The flaming, ancient sun hung high over their heads and beat down on them harshly, as the surrounding edifices shaped in triangles pointed ever toward it from their tips. They sat on a large rock jutting into the Nile river, its ripples colored an infected orange. It melted the rock away slowly with the lapping of the small waves, a remnant of the storm.

Egypt, who rarely spoke, said, "Thank you."

Greece shielded his lightly toasted face against the heat, and nodded carefully. His hair was in tangles brushing against his skin, and his eyes narrowed. Usually in this weather he would collapse in a desire to sleep, but he was so focused now that the thought didn't occur to him. He wondered what to say next.

"It's beautiful here still," the brunet mustered, "after all that's happened."

"I am only grateful to see the sky once more without the heavy shroud of black," Egypt said, his simple headgarb lining his face as he gazed into the hazy distance.

Greece made a low sound in agreement. Looking down at the steady northbound flowing of the river, he felt as though he had reached the most fertile place in the world, only to find it ransacked by the gods. "I understand. Given the similar conditions of my own country, I am grateful for our spared survival as well. I only lament to say that she..."

"Atlantis."

"...was not nearly as fortunate," Greece said carefully, looking away from his friend. "My people broke out in boils and remain very ill, though I knew to make attempt to find her right away while there still may have been time, as vulnerable as she had been. When crossing the waters, I feared the worst. I thought to myself, 'if only she had been closer to me, or to Gupta perhaps...'"

Egypt folded his hands in his lap as his gaze moved stoically across the horizon.

"...though that was before I discovered that it would not have made her any sort of difference. If it were the case, it would have surely destroyed either of us."

"She thought the mountain so beautiful," Egypt murmured.

The rippling sound of the river seemed to drown out their thoughts, trailing away into the gaping mouth of the delta beyond. The flight of a snowy egret, for a moment, made an imprint on the sun god's face before collapsing into the riverbank and stepping carefully through the poisoned reeds. Their mourning, though intuitive and premature, was picked open fresh again by this affirmation.

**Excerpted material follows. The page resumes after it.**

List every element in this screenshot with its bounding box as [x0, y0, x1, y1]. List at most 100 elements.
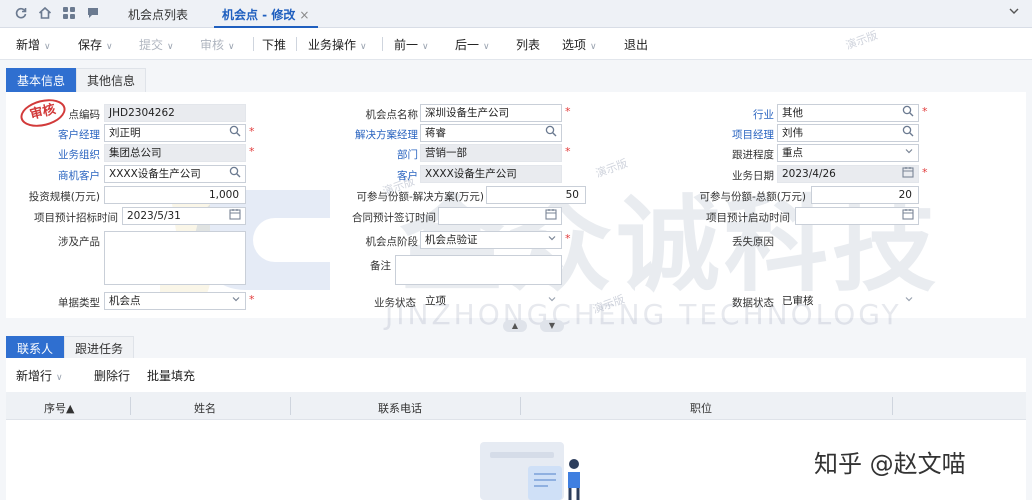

"The disease, the swarms, the darkness, the quakes. The river still runs red. My people believe that it was the work of a desert god," Egypt lamented, "though it was from the north the black fog came. In the fervor of this new religion, and with the magnitude of their violent despair, they will believe anything."

Greece sighed. "So where does this put the rest? Perhaps the greatest mind our world has ever seen was cut away by the scissors of fate. Is our future entirely lost?"

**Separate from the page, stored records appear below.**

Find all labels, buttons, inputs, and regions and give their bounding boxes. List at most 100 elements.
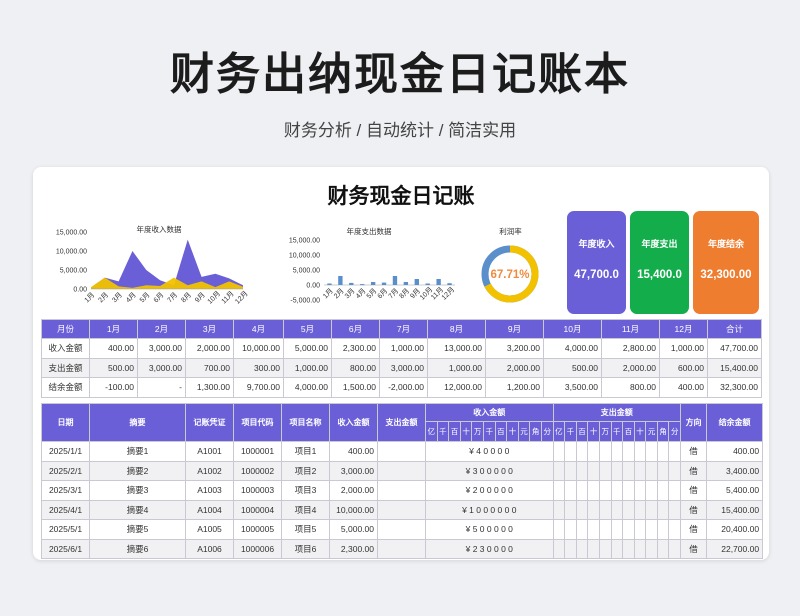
- expense-digit-cell[interactable]: [598, 538, 612, 559]
- name-cell[interactable]: 项目4: [281, 499, 330, 520]
- expense-cell[interactable]: [377, 519, 426, 540]
- expense-digit-cell[interactable]: [598, 460, 612, 481]
- expense-digit-cell[interactable]: [656, 460, 670, 481]
- balance-cell[interactable]: 22,700.00: [706, 538, 764, 559]
- name-cell[interactable]: 项目1: [281, 441, 330, 462]
- expense-digit-cell[interactable]: [575, 460, 589, 481]
- expense-digit-cell[interactable]: [668, 480, 682, 501]
- expense-digit-cell[interactable]: [645, 519, 658, 540]
- expense-digit-cell[interactable]: [598, 499, 612, 520]
- expense-digit-cell[interactable]: [587, 499, 600, 520]
- direction-cell[interactable]: 借: [680, 519, 708, 540]
- voucher-cell[interactable]: A1002: [185, 460, 234, 481]
- expense-digit-cell[interactable]: [575, 519, 589, 540]
- expense-digit-cell[interactable]: [622, 499, 635, 520]
- expense-digit-cell[interactable]: [587, 538, 600, 559]
- date-cell[interactable]: 2025/1/1: [41, 441, 90, 462]
- income-digits-cell[interactable]: ¥ 5 0 0 0 0 0: [425, 519, 554, 540]
- summary-cell[interactable]: 摘要5: [89, 519, 186, 540]
- expense-digit-cell[interactable]: [552, 538, 566, 559]
- expense-digit-cell[interactable]: [645, 538, 658, 559]
- income-digits-cell[interactable]: ¥ 3 0 0 0 0 0: [425, 460, 554, 481]
- expense-digit-cell[interactable]: [587, 519, 600, 540]
- expense-digit-cell[interactable]: [645, 441, 658, 462]
- income-cell[interactable]: 400.00: [329, 441, 378, 462]
- expense-digit-cell[interactable]: [564, 460, 577, 481]
- expense-digit-cell[interactable]: [575, 441, 589, 462]
- expense-digit-cell[interactable]: [610, 460, 624, 481]
- expense-digit-cell[interactable]: [552, 480, 566, 501]
- expense-digit-cell[interactable]: [633, 499, 647, 520]
- expense-digit-cell[interactable]: [668, 460, 682, 481]
- expense-cell[interactable]: [377, 460, 426, 481]
- expense-digit-cell[interactable]: [622, 538, 635, 559]
- expense-digit-cell[interactable]: [633, 460, 647, 481]
- expense-digit-cell[interactable]: [564, 441, 577, 462]
- code-cell[interactable]: 1000002: [233, 460, 282, 481]
- name-cell[interactable]: 项目6: [281, 538, 330, 559]
- summary-cell[interactable]: 摘要6: [89, 538, 186, 559]
- expense-digit-cell[interactable]: [587, 460, 600, 481]
- expense-digit-cell[interactable]: [598, 441, 612, 462]
- date-cell[interactable]: 2025/3/1: [41, 480, 90, 501]
- code-cell[interactable]: 1000005: [233, 519, 282, 540]
- expense-digit-cell[interactable]: [564, 480, 577, 501]
- balance-cell[interactable]: 3,400.00: [706, 460, 764, 481]
- expense-digit-cell[interactable]: [587, 480, 600, 501]
- summary-cell[interactable]: 摘要4: [89, 499, 186, 520]
- expense-digit-cell[interactable]: [633, 441, 647, 462]
- income-digits-cell[interactable]: ¥ 2 0 0 0 0 0: [425, 480, 554, 501]
- date-cell[interactable]: 2025/4/1: [41, 499, 90, 520]
- name-cell[interactable]: 项目5: [281, 519, 330, 540]
- expense-cell[interactable]: [377, 499, 426, 520]
- expense-cell[interactable]: [377, 538, 426, 559]
- code-cell[interactable]: 1000006: [233, 538, 282, 559]
- voucher-cell[interactable]: A1003: [185, 480, 234, 501]
- expense-digit-cell[interactable]: [610, 538, 624, 559]
- expense-cell[interactable]: [377, 480, 426, 501]
- expense-digit-cell[interactable]: [622, 519, 635, 540]
- expense-digit-cell[interactable]: [633, 480, 647, 501]
- code-cell[interactable]: 1000003: [233, 480, 282, 501]
- expense-digit-cell[interactable]: [645, 480, 658, 501]
- income-cell[interactable]: 2,300.00: [329, 538, 378, 559]
- expense-digit-cell[interactable]: [622, 480, 635, 501]
- expense-digit-cell[interactable]: [656, 441, 670, 462]
- direction-cell[interactable]: 借: [680, 480, 708, 501]
- expense-digit-cell[interactable]: [610, 499, 624, 520]
- name-cell[interactable]: 项目2: [281, 460, 330, 481]
- date-cell[interactable]: 2025/5/1: [41, 519, 90, 540]
- expense-digit-cell[interactable]: [668, 538, 682, 559]
- expense-digit-cell[interactable]: [575, 538, 589, 559]
- expense-digit-cell[interactable]: [668, 441, 682, 462]
- voucher-cell[interactable]: A1004: [185, 499, 234, 520]
- expense-digit-cell[interactable]: [645, 499, 658, 520]
- expense-digit-cell[interactable]: [668, 519, 682, 540]
- summary-cell[interactable]: 摘要3: [89, 480, 186, 501]
- voucher-cell[interactable]: A1001: [185, 441, 234, 462]
- code-cell[interactable]: 1000001: [233, 441, 282, 462]
- expense-digit-cell[interactable]: [610, 441, 624, 462]
- income-cell[interactable]: 2,000.00: [329, 480, 378, 501]
- expense-digit-cell[interactable]: [633, 538, 647, 559]
- income-digits-cell[interactable]: ¥ 2 3 0 0 0 0: [425, 538, 554, 559]
- expense-digit-cell[interactable]: [552, 499, 566, 520]
- expense-digit-cell[interactable]: [656, 519, 670, 540]
- expense-digit-cell[interactable]: [575, 499, 589, 520]
- income-cell[interactable]: 10,000.00: [329, 499, 378, 520]
- expense-digit-cell[interactable]: [598, 480, 612, 501]
- balance-cell[interactable]: 5,400.00: [706, 480, 764, 501]
- expense-digit-cell[interactable]: [552, 460, 566, 481]
- direction-cell[interactable]: 借: [680, 499, 708, 520]
- expense-digit-cell[interactable]: [575, 480, 589, 501]
- expense-digit-cell[interactable]: [552, 441, 566, 462]
- date-cell[interactable]: 2025/2/1: [41, 460, 90, 481]
- summary-cell[interactable]: 摘要2: [89, 460, 186, 481]
- expense-digit-cell[interactable]: [564, 499, 577, 520]
- name-cell[interactable]: 项目3: [281, 480, 330, 501]
- direction-cell[interactable]: 借: [680, 538, 708, 559]
- expense-digit-cell[interactable]: [656, 480, 670, 501]
- balance-cell[interactable]: 20,400.00: [706, 519, 764, 540]
- balance-cell[interactable]: 15,400.00: [706, 499, 764, 520]
- expense-cell[interactable]: [377, 441, 426, 462]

"She was young," Egypt responded.

"Stolen before the world could discover her. Were we wrong to keep her sheltered?"

Egypt sat staring ahead. Greece was looking at him, looking into his dark eyes, his distress a claw tightening its grip upon the flesh of his face.

"Well? Were we?" Greece's fingers grasped the edge of the stone like a weapon. "Was it up to us? Could we have foreseen it? Do we deserve this famine, Gupta? What can we possibly..."

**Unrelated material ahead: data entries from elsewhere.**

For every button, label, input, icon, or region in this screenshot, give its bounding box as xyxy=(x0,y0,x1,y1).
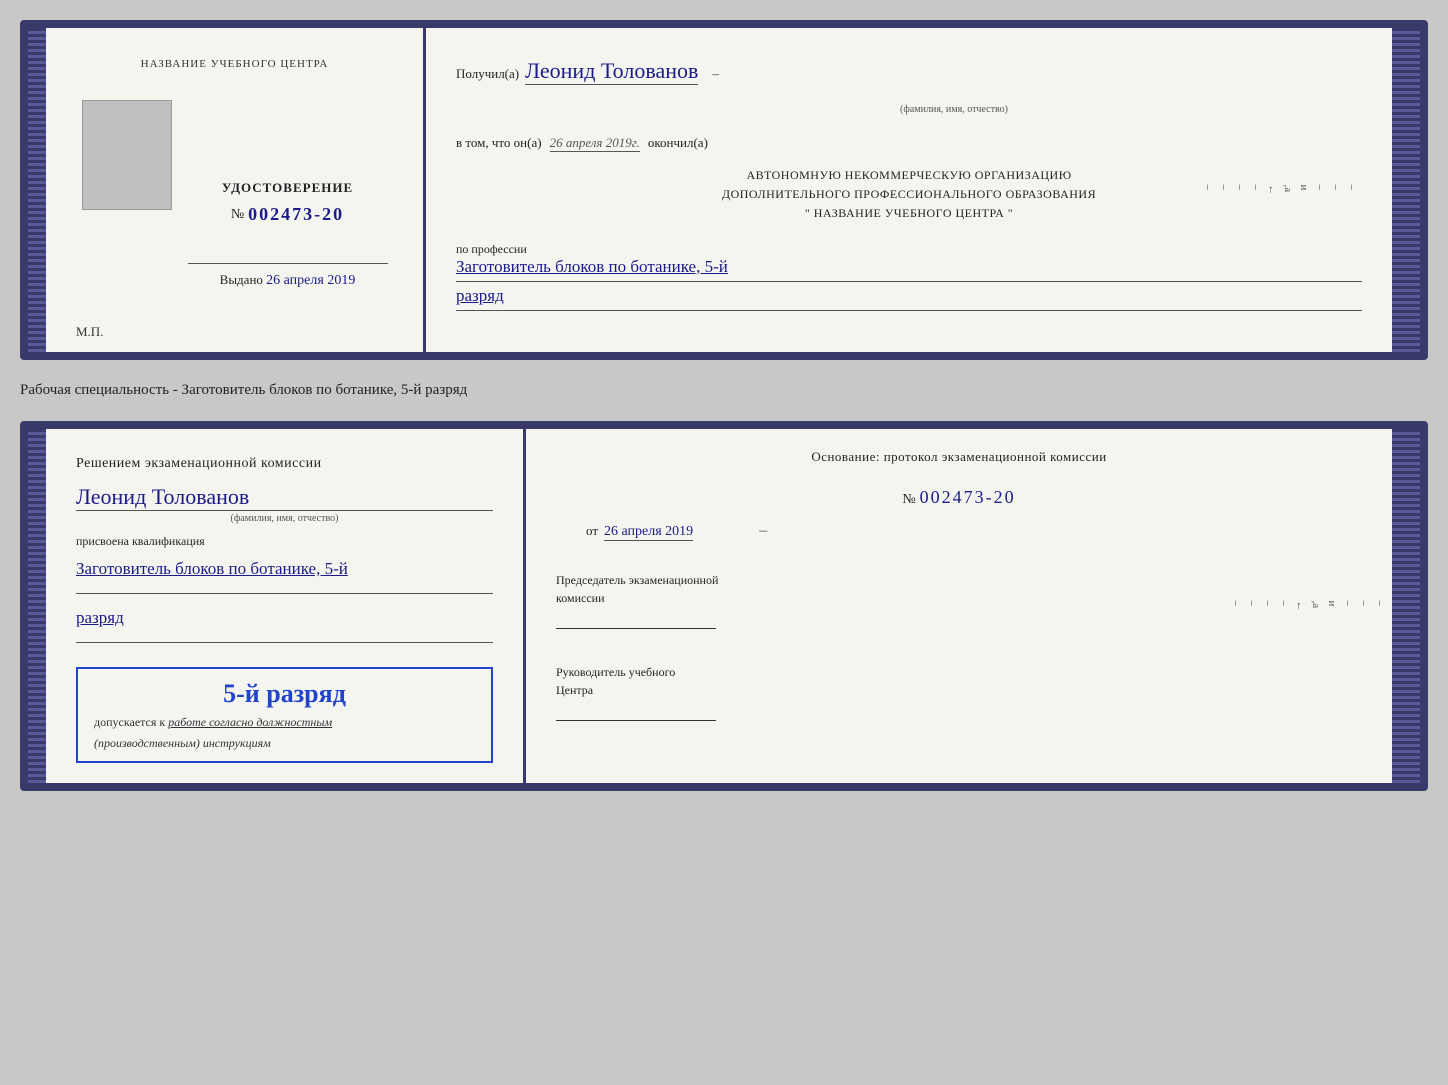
from-prefix: от xyxy=(586,523,598,539)
rank-box: 5-й разряд допускается к работе согласно… xyxy=(76,667,493,763)
rank-box-sub: допускается к работе согласно должностны… xyxy=(94,715,475,730)
cert-number-prefix: № xyxy=(231,207,244,223)
director-sig-line xyxy=(556,703,716,721)
edge-text-top: – – – и ,а ← – – – – xyxy=(1202,185,1358,196)
date-value: 26 апреля 2019г. xyxy=(550,135,640,152)
qualified-label: присвоена квалификация xyxy=(76,534,493,549)
rank-box-title: 5-й разряд xyxy=(94,679,475,709)
rank-box-italic: (производственным) инструкциям xyxy=(94,736,475,751)
doc-top-right: Получил(а) Леонид Толованов – (фамилия, … xyxy=(426,28,1392,352)
fio-subtitle-bottom: (фамилия, имя, отчество) xyxy=(76,513,493,524)
profession-value-top: Заготовитель блоков по ботанике, 5-й xyxy=(456,257,1362,277)
spine-left-bottom xyxy=(28,429,46,783)
doc-bottom-left: Решением экзаменационной комиссии Леонид… xyxy=(46,429,526,783)
protocol-number: 002473-20 xyxy=(920,487,1016,507)
director-block: Руководитель учебного Центра xyxy=(556,663,1362,721)
cert-issued: Выдано 26 апреля 2019 xyxy=(220,272,356,289)
cert-title: УДОСТОВЕРЕНИЕ xyxy=(222,180,353,196)
doc-top-left: НАЗВАНИЕ УЧЕБНОГО ЦЕНТРА УДОСТОВЕРЕНИЕ №… xyxy=(46,28,426,352)
chairman-sig-line xyxy=(556,611,716,629)
protocol-prefix: № xyxy=(902,492,915,507)
spine-right-bottom xyxy=(1392,429,1420,783)
specialty-label: Рабочая специальность - Заготовитель бло… xyxy=(20,378,1428,403)
full-name-top: Леонид Толованов xyxy=(525,58,698,85)
commission-title: Решением экзаменационной комиссии xyxy=(76,453,493,474)
page-wrapper: НАЗВАНИЕ УЧЕБНОГО ЦЕНТРА УДОСТОВЕРЕНИЕ №… xyxy=(20,20,1428,791)
spine-left-top xyxy=(28,28,46,352)
from-date-value: 26 апреля 2019 xyxy=(604,524,693,541)
fio-subtitle-top: (фамилия, имя, отчество) xyxy=(900,104,1008,115)
institution-label-top: НАЗВАНИЕ УЧЕБНОГО ЦЕНТРА xyxy=(141,58,329,70)
spine-right-top xyxy=(1392,28,1420,352)
profession-prefix: по профессии xyxy=(456,242,1362,257)
photo-placeholder xyxy=(82,100,172,210)
cert-number: 002473-20 xyxy=(248,204,344,225)
document-card-top: НАЗВАНИЕ УЧЕБНОГО ЦЕНТРА УДОСТОВЕРЕНИЕ №… xyxy=(20,20,1428,360)
doc-bottom-right: Основание: протокол экзаменационной коми… xyxy=(526,429,1392,783)
full-name-bottom: Леонид Толованов xyxy=(76,484,493,511)
basis-label: Основание: протокол экзаменационной коми… xyxy=(556,449,1362,465)
received-prefix: Получил(а) xyxy=(456,66,519,82)
director-label: Руководитель учебного Центра xyxy=(556,663,1362,699)
rank-value-top: разряд xyxy=(456,286,1362,306)
profession-value-bottom: Заготовитель блоков по ботанике, 5-й xyxy=(76,559,493,579)
finished-label: окончил(а) xyxy=(648,135,708,151)
issued-date: 26 апреля 2019 xyxy=(266,273,355,288)
document-card-bottom: Решением экзаменационной комиссии Леонид… xyxy=(20,421,1428,791)
rank-value-bottom: разряд xyxy=(76,608,493,628)
date-prefix: в том, что он(а) xyxy=(456,135,542,151)
rank-box-link: работе согласно должностным xyxy=(168,715,332,729)
edge-text-bottom: – – – и ,а ← – – – – xyxy=(1230,601,1386,612)
mp-label: М.П. xyxy=(76,324,103,340)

He stopped. Their eyes never caught; they didn't need to. Greece was becoming more upset, his face colored now, his motions sharpened by the knife being driven into his heart.

"...Has justice been served upon the guilty?"

"Served before they could see our daughter's beautiful smile," Egypt said quietly.

The sun slid slowly in the sky back to its home under the Western Earth, catching shadows of the wreckage wrought for miles before them. Their seat was a recent toy thrown to bits by the grinding chaos that dispersed as slowly as it came; their scene was slowing to a halt.

Greece's body began to weaken as his head sunk into Egypt's shoulder.



In the second millennium BC, the ancient island culture of Thera suffered a massive volcanic eruption that completely destroyed it, and brought physical disaster to the landlocked nations surrounding it as well. Since Thera existed in the Aegean Sea between Greece and Egypt, two of the most developed cultures in the world at the time, it's imaginable how advanced the people of Thera must have been. Due to the island's isolation from other nations, however, only myths of its existence had survived up until recent centuries. It has been speculated that the doomed culture of Thera and the lost continent of Atlantis were one and the same. It has also been asserted that the ten plagues that struck Egypt in the book of Exodus actually occurred, and were all parts of a massive fallout from the same volcanic eruption.